Students switch focus, putting them behind.

Some can't afford to pay tuition up-front, but the government check arrives too late, so they miss a semester.

They have to pay their mortgages, their car payments and for their groceries, and so the education money seeps into other bill payments.

"This new bill would allow them, as long as they were responsible about their life, they could go back to school in many cases without having to look for a job," Sanchez said. "It creates more access to a four-year school from the beginning."

Republican opposition

Still, the GI Bill faces opposition both in Congress and the White House.

Webb's $50 billion bill would increase benefits over time as higher-education costs rise.

The Burr/Graham/McCain bill would cost $34 billion over the same 10 years, but its cost rises only as quickly as the consumer price index.

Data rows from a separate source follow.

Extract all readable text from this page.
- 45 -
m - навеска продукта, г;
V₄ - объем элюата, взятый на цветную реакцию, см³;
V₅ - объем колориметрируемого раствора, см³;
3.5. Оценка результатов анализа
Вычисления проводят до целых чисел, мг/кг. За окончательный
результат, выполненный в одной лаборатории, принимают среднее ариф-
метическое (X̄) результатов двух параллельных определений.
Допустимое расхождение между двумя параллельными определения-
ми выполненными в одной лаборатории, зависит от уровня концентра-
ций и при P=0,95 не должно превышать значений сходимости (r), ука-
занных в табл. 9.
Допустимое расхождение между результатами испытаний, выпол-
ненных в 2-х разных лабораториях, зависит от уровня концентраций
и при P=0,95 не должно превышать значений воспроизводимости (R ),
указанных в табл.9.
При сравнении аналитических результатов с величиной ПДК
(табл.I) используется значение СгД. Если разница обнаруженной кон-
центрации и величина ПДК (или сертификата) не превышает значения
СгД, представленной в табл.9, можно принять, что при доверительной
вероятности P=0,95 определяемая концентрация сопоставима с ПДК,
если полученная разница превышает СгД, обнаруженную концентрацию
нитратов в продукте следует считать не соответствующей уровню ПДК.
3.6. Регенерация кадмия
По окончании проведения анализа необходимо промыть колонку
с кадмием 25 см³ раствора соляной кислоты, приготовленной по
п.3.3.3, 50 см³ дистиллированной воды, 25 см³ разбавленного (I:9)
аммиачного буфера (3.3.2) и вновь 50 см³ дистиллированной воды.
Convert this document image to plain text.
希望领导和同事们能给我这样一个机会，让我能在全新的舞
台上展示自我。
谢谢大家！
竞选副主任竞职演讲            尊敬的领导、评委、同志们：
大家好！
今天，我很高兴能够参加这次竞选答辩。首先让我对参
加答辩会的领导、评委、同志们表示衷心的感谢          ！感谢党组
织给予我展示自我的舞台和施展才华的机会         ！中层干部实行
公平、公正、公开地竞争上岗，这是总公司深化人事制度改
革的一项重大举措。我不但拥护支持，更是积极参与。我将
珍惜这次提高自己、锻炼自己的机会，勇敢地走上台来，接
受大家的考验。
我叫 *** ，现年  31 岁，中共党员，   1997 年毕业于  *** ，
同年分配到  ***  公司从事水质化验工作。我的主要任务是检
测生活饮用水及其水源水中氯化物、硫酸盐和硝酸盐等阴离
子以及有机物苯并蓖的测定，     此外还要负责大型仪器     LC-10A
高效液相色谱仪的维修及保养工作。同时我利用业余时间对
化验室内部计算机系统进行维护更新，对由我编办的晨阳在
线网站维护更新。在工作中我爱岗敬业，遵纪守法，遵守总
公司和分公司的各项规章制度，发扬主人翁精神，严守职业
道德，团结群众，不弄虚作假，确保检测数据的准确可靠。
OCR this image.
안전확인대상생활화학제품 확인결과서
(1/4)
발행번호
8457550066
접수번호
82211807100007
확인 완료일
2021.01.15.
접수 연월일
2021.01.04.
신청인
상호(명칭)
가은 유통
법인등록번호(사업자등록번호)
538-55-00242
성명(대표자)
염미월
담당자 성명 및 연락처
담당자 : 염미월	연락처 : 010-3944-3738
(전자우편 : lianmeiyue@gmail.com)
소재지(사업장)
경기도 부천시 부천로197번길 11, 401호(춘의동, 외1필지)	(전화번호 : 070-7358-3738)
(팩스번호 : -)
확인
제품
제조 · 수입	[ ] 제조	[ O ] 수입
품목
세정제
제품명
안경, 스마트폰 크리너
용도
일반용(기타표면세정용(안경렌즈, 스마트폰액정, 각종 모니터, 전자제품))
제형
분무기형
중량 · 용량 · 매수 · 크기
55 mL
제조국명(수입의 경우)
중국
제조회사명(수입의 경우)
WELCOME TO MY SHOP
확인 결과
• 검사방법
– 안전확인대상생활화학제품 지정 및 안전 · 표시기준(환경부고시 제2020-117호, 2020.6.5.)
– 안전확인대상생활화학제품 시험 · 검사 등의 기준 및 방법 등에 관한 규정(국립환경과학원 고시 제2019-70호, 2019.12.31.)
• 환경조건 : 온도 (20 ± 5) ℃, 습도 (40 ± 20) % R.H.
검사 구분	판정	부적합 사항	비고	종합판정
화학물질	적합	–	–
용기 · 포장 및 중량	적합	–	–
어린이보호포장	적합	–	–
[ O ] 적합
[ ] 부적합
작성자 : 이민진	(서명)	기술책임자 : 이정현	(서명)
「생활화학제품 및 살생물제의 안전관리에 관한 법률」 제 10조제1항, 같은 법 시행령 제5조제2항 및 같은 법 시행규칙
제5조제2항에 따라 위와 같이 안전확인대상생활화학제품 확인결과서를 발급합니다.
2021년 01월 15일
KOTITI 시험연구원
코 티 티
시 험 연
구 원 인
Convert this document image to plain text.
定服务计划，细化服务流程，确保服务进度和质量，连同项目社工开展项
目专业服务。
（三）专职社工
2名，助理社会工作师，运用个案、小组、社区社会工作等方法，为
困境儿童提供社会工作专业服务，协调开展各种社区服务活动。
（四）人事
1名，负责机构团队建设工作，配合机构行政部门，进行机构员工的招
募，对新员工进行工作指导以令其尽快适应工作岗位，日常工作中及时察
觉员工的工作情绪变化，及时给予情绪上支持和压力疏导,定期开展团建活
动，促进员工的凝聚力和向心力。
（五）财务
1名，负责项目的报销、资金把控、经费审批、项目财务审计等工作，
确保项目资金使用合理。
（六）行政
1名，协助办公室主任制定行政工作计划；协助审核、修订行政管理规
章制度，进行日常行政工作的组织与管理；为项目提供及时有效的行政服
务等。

In five years, that bill will pay for only 58 percent of the cost of education at a public school, said Patrick Campbell, legislative director for the Iraq and Afghanistan Veterans of America. "We will be in the same situation."

Yamrus, with the VFW in North Carolina, said he met Burr in a Capitol Hill hallway a few weeks ago during a lobbying trip. He suspects Burr is trying to "destroy" Webb's bill with his own version.

"He was so proud and sticking out his chest and flapping his wings about it," Yamrus recalled. "And I told him we don't like it."

Pete Hegseth, chairman of Vets for Freedom, a group that supports the wars in Iraq and Afghanistan, said he believes the two bills could be merged. He likes that Webb's would increase funding as higher-education costs go up, but he thinks Burr's bill could start working more quickly.

"We certainly need an upgrade," Hegseth said.